The ending is surprisingly bittersweet, but wholly satisfying. They smuggle the emotional connection in there, and before you know it, you've realized that the true hero of the show is not the wild action scenes or the imaginative locations, it is the bonds the girls developed and shared throughout their long journey. A remarkable gem of a show which gets far too little love.
Saenai Heroine no Sodatekata
Saenai Heroine no Sodatekata, or Saekano for short, is a harem-romance show with a few new tricks up its sleeve. As has become increasingly common, Saekano is a little self-aware, a little meta-textual. For one, it is about a bunch of weirdos aiming to make a visual novel. While they are in the process of writing the plot to said novel, they frequently bring up cliches and tropes, which then, of course with a bit of a twist, either apply to their current situation, or occur later in the show. The "lucky pervert" trope is completely turned on its head, for instance.
I am not proposing that this is some brilliant, wholly original deconstruction of the harem genre; it is not. However, it is a very clever and immensely enjoyable series filled with nice little touches. The beauty of the show is in the subtle changes, it's in the details. Eriri is essentially a childhood friend tsundere character. Utaha is the demeaning, sophisticated senpai, and Michiru is the sporty/talented girl who's out of your league. Yet this does not diminish any of them as characters. The show knows when to poke fun at a trope, and when to polish one to perfection.
It is also nice that each of the girls have got something to contribute artistically to the project. Eriri draws and designs the characters, Utaha writes the scenario, Michiru sings and plays the accompanying music, and Megumi is the "heroine in training." Ironic, given that I find Megumi to be perfect just the way she is. She is another character who is enhanced by simple, minor changes. Often, she would be relegated to being just the shy girl in the corner, rarely uttering any opinions of her own. But Megumi can be fierce. She might sound meek, but she let's people have it. She does it in the most casual, non-caring way too. It's hilarious, and endearing.
Naturally, the female characters will be what most people flock to the show for, and they are nothing short of fabulous. The character designs are absolutely beautiful, rendering all of the girls virtually irresistible. It bears mentioning that the first episode, episode "00", contains a prodigious amount of fanservice, but this is nothing more than a clever ruse. The rest of the show is far less blatant about female nudity and instead opts for a lot of panning shots of fully clad women. Although Michiru does her best to flush all of these subtlety point down the drain when she's introduced towards the end. I don't think anyone was complaining about that, though.

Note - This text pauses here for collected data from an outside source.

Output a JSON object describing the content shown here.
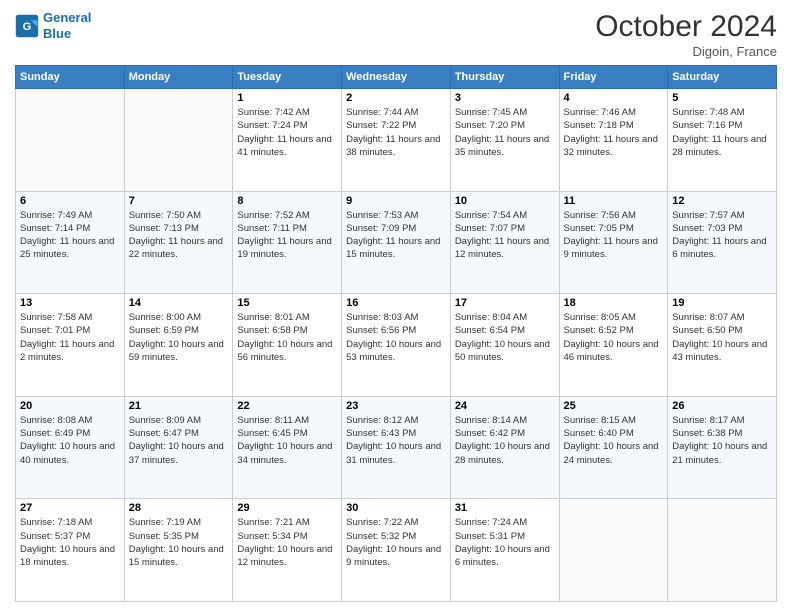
{
  "header": {
    "logo_line1": "General",
    "logo_line2": "Blue",
    "month": "October 2024",
    "location": "Digoin, France"
  },
  "days_of_week": [
    "Sunday",
    "Monday",
    "Tuesday",
    "Wednesday",
    "Thursday",
    "Friday",
    "Saturday"
  ],
  "weeks": [
    [
      {
        "day": "",
        "sunrise": "",
        "sunset": "",
        "daylight": ""
      },
      {
        "day": "",
        "sunrise": "",
        "sunset": "",
        "daylight": ""
      },
      {
        "day": "1",
        "sunrise": "Sunrise: 7:42 AM",
        "sunset": "Sunset: 7:24 PM",
        "daylight": "Daylight: 11 hours and 41 minutes."
      },
      {
        "day": "2",
        "sunrise": "Sunrise: 7:44 AM",
        "sunset": "Sunset: 7:22 PM",
        "daylight": "Daylight: 11 hours and 38 minutes."
      },
      {
        "day": "3",
        "sunrise": "Sunrise: 7:45 AM",
        "sunset": "Sunset: 7:20 PM",
        "daylight": "Daylight: 11 hours and 35 minutes."
      },
      {
        "day": "4",
        "sunrise": "Sunrise: 7:46 AM",
        "sunset": "Sunset: 7:18 PM",
        "daylight": "Daylight: 11 hours and 32 minutes."
      },
      {
        "day": "5",
        "sunrise": "Sunrise: 7:48 AM",
        "sunset": "Sunset: 7:16 PM",
        "daylight": "Daylight: 11 hours and 28 minutes."
      }
    ],
    [
      {
        "day": "6",
        "sunrise": "Sunrise: 7:49 AM",
        "sunset": "Sunset: 7:14 PM",
        "daylight": "Daylight: 11 hours and 25 minutes."
      },
      {
        "day": "7",
        "sunrise": "Sunrise: 7:50 AM",
        "sunset": "Sunset: 7:13 PM",
        "daylight": "Daylight: 11 hours and 22 minutes."
      },
      {
        "day": "8",
        "sunrise": "Sunrise: 7:52 AM",
        "sunset": "Sunset: 7:11 PM",
        "daylight": "Daylight: 11 hours and 19 minutes."
      },
      {
        "day": "9",
        "sunrise": "Sunrise: 7:53 AM",
        "sunset": "Sunset: 7:09 PM",
        "daylight": "Daylight: 11 hours and 15 minutes."
      },
      {
        "day": "10",
        "sunrise": "Sunrise: 7:54 AM",
        "sunset": "Sunset: 7:07 PM",
        "daylight": "Daylight: 11 hours and 12 minutes."
      },
      {
        "day": "11",
        "sunrise": "Sunrise: 7:56 AM",
        "sunset": "Sunset: 7:05 PM",
        "daylight": "Daylight: 11 hours and 9 minutes."
      },
      {
        "day": "12",
        "sunrise": "Sunrise: 7:57 AM",
        "sunset": "Sunset: 7:03 PM",
        "daylight": "Daylight: 11 hours and 6 minutes."
      }
    ],
    [
      {
        "day": "13",
        "sunrise": "Sunrise: 7:58 AM",
        "sunset": "Sunset: 7:01 PM",
        "daylight": "Daylight: 11 hours and 2 minutes."
      },
      {
        "day": "14",
        "sunrise": "Sunrise: 8:00 AM",
        "sunset": "Sunset: 6:59 PM",
        "daylight": "Daylight: 10 hours and 59 minutes."
      },
      {
        "day": "15",
        "sunrise": "Sunrise: 8:01 AM",
        "sunset": "Sunset: 6:58 PM",
        "daylight": "Daylight: 10 hours and 56 minutes."
      },
      {
        "day": "16",
        "sunrise": "Sunrise: 8:03 AM",
        "sunset": "Sunset: 6:56 PM",
        "daylight": "Daylight: 10 hours and 53 minutes."
      },
      {
        "day": "17",
        "sunrise": "Sunrise: 8:04 AM",
        "sunset": "Sunset: 6:54 PM",
        "daylight": "Daylight: 10 hours and 50 minutes."
      },
      {
        "day": "18",
        "sunrise": "Sunrise: 8:05 AM",
        "sunset": "Sunset: 6:52 PM",
        "daylight": "Daylight: 10 hours and 46 minutes."
      },
      {
        "day": "19",
        "sunrise": "Sunrise: 8:07 AM",
        "sunset": "Sunset: 6:50 PM",
        "daylight": "Daylight: 10 hours and 43 minutes."
      }
    ],
    [
      {
        "day": "20",
        "sunrise": "Sunrise: 8:08 AM",
        "sunset": "Sunset: 6:49 PM",
        "daylight": "Daylight: 10 hours and 40 minutes."
      },
      {
        "day": "21",
        "sunrise": "Sunrise: 8:09 AM",
        "sunset": "Sunset: 6:47 PM",
        "daylight": "Daylight: 10 hours and 37 minutes."
      },
      {
        "day": "22",
        "sunrise": "Sunrise: 8:11 AM",
        "sunset": "Sunset: 6:45 PM",
        "daylight": "Daylight: 10 hours and 34 minutes."
      },
      {
        "day": "23",
        "sunrise": "Sunrise: 8:12 AM",
        "sunset": "Sunset: 6:43 PM",
        "daylight": "Daylight: 10 hours and 31 minutes."
      },
      {
        "day": "24",
        "sunrise": "Sunrise: 8:14 AM",
        "sunset": "Sunset: 6:42 PM",
        "daylight": "Daylight: 10 hours and 28 minutes."
      },
      {
        "day": "25",
        "sunrise": "Sunrise: 8:15 AM",
        "sunset": "Sunset: 6:40 PM",
        "daylight": "Daylight: 10 hours and 24 minutes."
      },
      {
        "day": "26",
        "sunrise": "Sunrise: 8:17 AM",
        "sunset": "Sunset: 6:38 PM",
        "daylight": "Daylight: 10 hours and 21 minutes."
      }
    ],
    [
      {
        "day": "27",
        "sunrise": "Sunrise: 7:18 AM",
        "sunset": "Sunset: 5:37 PM",
        "daylight": "Daylight: 10 hours and 18 minutes."
      },
      {
        "day": "28",
        "sunrise": "Sunrise: 7:19 AM",
        "sunset": "Sunset: 5:35 PM",
        "daylight": "Daylight: 10 hours and 15 minutes."
      },
      {
        "day": "29",
        "sunrise": "Sunrise: 7:21 AM",
        "sunset": "Sunset: 5:34 PM",
        "daylight": "Daylight: 10 hours and 12 minutes."
      },
      {
        "day": "30",
        "sunrise": "Sunrise: 7:22 AM",
        "sunset": "Sunset: 5:32 PM",
        "daylight": "Daylight: 10 hours and 9 minutes."
      },
      {
        "day": "31",
        "sunrise": "Sunrise: 7:24 AM",
        "sunset": "Sunset: 5:31 PM",
        "daylight": "Daylight: 10 hours and 6 minutes."
      },
      {
        "day": "",
        "sunrise": "",
        "sunset": "",
        "daylight": ""
      },
      {
        "day": "",
        "sunrise": "",
        "sunset": "",
        "daylight": ""
      }
    ]
  ]
}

With that, the wonderful Winter 2015 season comes to an end. It has without a doubt been one of the most joyous seasons I can remember experiencing. And I haven't even watched Yuri Kuma Arashi yet, nor did I cover the continuing shows Parasyte and Shirobako. Absolutely breathtaking. Could the starting spring season end up being as good?
The answer is no. But I'm sure we will talk about it anyway. Until then, have a great day.